Something the size of the insurance industry is going to shift about 5-10 years after the general market. So if you're worried about short term gigification of your job, you might want to look into private insurance/benefit options now. Over the long term I think it will take care of itself.

I think it's dangerous when we look at gigification as a "who cares it will work out somehow".

Imagine how up-in-arms if they gigified programming. It has already happened in places, but what if they wholesale a price per line of code?

This will get a lot of replies but honestly, a codebase that is spaghetti from gigification may be cheaper than non-spaghetti codebase at 100k - 200k/year * number of developers and work just as well for the domain it is in.

If you can put the "it won't work" aside - imagine they figure out that it does.
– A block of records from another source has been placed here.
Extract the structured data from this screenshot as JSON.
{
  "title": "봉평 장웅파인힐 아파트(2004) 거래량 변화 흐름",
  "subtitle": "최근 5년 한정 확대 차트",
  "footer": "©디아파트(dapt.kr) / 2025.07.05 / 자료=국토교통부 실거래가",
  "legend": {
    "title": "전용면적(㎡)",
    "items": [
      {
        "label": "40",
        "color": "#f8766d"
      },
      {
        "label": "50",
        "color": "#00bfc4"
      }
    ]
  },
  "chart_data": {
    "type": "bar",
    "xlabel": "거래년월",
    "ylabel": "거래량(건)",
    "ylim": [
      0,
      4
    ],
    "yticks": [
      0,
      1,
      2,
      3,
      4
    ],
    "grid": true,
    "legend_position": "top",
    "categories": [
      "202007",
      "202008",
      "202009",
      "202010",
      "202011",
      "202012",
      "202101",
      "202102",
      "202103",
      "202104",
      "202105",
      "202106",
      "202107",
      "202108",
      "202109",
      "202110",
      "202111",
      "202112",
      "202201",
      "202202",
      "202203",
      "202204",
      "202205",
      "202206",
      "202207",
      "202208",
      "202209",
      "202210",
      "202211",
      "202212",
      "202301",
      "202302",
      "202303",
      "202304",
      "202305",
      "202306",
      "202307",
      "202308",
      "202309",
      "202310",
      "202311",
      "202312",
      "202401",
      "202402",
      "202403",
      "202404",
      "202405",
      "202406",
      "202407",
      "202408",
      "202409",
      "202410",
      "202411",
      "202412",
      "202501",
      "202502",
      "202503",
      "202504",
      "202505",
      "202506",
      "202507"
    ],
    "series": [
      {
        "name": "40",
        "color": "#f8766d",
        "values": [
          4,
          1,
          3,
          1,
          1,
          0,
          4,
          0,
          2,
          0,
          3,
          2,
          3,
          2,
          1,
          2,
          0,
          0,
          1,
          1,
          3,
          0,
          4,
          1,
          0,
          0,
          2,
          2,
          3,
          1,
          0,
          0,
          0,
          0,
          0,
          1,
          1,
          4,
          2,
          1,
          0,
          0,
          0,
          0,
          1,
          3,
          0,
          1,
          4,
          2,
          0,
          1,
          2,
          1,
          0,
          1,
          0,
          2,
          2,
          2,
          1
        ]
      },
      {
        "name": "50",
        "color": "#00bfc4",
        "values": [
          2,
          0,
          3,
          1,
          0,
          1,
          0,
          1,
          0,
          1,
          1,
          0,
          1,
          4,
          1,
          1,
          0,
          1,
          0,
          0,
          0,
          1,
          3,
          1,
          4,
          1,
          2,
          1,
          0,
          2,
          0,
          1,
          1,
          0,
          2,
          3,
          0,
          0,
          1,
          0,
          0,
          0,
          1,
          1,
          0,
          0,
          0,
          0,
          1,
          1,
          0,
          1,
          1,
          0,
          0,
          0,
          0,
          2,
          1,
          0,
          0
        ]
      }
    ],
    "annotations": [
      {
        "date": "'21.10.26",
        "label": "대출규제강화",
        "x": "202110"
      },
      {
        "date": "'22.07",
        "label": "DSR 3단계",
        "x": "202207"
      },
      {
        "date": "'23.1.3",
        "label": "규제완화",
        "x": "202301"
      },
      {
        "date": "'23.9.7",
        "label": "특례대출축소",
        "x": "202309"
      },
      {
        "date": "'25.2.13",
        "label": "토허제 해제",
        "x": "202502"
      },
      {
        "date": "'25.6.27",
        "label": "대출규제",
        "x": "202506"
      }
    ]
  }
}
That rage right now - how is that not applicable to the people getting gigified right now?

> Imagine how up-in-arms if they gigified programming

Programmers would be up in arms in love with gig work and demand it everywhere if it turned out to actually work. The main problem with WFH is that you still have to work a set hours per week, gig work is the ideal. If you want to work 80 hours one week and 0 hours the next week you can do so. Gig work also means no deadlines, no manager, no long term worries, just write code and get instant money and feedback. The only reason you don't see developers clamoring for gig work right now is that they don't think gig work is possible for development.

People complain about "gigifiation" because of things that has been traditionally tied to employment (health insurance, 401k, etc) not the gig part of it. If someone figured out how to do it I'd assume most programmers would be all over it.
I would guess that the gig economy simply can't come for any jobs that require significant domain expertise or more than a few hour's worth of attention to any single project.

Comparable to how you don't see day laborers doing pipefitting.